Commission of Inquiry : Nigerian Judge overrules application by counsel for former ministers

 

Counsels representing two persons of interest to Commissions of Inquiry No. 64, Alfred Palo Conteh, the former Minister of Defense in the erstwhile President Koroma led All People’s Congress (APC) led government and Madina Rahman, former Deputy Minister of Health and Sanitation have failed in their bid to challenge the legality of the Commission.

In his determination of the real issue, Nigerian born Justice Biobele Georgewill presiding over the matter ruled that the application made by Lawyers Ady Macauley and Robbin Coker representing the two persons of interest to the commission lacked merit and therefore ought to be dismissed by the commission. He said he struck them out for being what he called incompetent.

PAOLO CONTEH 

 

In giving his ruling on the application made by the two defense counsels, Justice Biobele maintained that the provisions of Section 150 of the 1991 Constitution are very clear; in that they make no reference to Commissions of Inquiry been bound by rules of evidence as applied to the High Court. Rather, he declared that Section 150 only makes reference to Rules of Practice and Procedures made by the Court Committee.

The application made by Lawyer Ady Macauley and Robbin Coker was that the Commission has no legal authority to sit. Justice Biobele explained that Section 147 of the 1991 Constitution empowers the President to set up commissions of inquiry and that the constitutional instrument setting up his commission has legal sanctity as it came into force through an Act of Parliament.

MADINA RAHMAN 

On Section 6(1) and Section 6(2) of the Constitutional instruments setting up the commissions, Justice Biobele said that assuming for argument sake that they violate the provisions of Section 150 of the 1991 Constitution, that does not make the entire instruments improper; citing that Sections 1, 2, 3, 4, 5, 7 and 8 would still remain legal and thus empowers the commission to sit.

But he countered that Sections 6(1) and 6(2) do not in any way contravene Section 150 of the 1991 constitution, as, according to him, there is nowhere in Section 150 that states commissions of inquiry should be bound by rules of evidence as applies to the High Court. Thus, both sections he declared are not inconsistent or illegal and therefore valid in law. Accordingly, he reached what he called the inescapable conclusion that the primary objection made by counsels for Palo Conteh and Madinatu Rahman was squashed by the commission.

In arriving at the conclusion, Justice Biobele cited the High Court rules of practice of 31 st May 2007 which, he said, formed an integral part of the Commission, although its remit is lesser than that of a High Court, noting that procedures applicable in High Court are neither illegal nor inconsistent with the 1991 Constitution.
Principally, Justice Biobele noted that that there is no provision in Section 150 declaring the use of rules of evidence because they are not included in the rules of practice and procedure cited in Section 150 as it does not relate to rules of evidence but rules of practice.
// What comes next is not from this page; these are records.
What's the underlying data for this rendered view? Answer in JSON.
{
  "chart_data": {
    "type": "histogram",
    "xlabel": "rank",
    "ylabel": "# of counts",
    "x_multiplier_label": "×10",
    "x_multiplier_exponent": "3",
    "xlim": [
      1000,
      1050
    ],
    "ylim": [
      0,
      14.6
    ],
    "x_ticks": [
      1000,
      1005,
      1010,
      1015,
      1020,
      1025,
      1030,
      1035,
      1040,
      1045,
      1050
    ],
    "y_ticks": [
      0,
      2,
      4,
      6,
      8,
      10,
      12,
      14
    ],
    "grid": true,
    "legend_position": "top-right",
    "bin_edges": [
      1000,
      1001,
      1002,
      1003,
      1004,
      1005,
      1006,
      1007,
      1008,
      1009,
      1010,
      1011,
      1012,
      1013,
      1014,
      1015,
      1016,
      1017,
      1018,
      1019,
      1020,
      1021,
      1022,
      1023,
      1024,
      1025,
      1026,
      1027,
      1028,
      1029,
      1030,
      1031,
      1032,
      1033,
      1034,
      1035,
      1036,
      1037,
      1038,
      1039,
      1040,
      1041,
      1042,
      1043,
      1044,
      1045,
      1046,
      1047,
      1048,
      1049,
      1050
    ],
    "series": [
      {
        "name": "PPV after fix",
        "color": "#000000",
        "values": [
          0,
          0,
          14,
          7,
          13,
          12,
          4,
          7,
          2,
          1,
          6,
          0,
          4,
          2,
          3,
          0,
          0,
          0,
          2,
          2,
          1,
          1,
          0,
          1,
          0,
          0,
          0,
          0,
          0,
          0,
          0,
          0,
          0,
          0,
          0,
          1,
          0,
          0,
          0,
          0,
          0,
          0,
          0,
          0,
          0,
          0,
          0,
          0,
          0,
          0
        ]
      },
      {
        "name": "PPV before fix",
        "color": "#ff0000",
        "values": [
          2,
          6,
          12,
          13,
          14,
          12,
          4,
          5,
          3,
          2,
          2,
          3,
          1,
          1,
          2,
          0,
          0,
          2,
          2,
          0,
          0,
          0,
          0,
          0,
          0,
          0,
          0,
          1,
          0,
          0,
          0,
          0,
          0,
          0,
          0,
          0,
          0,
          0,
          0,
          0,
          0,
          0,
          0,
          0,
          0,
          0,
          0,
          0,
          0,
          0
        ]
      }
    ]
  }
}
Thus, he concluded that counsels’ application challenging the jurisdiction of his commission was dismissed in its entirety for lack of merit.

However, Justice Biobele appreciated what he called the dexterity and brilliance of the oral and written submission made by Ady Macauley and Robbin Coker, stating that he learnt a lot from them that was enriching and that he will be guided by them in his practice of the law in Sierra Leone.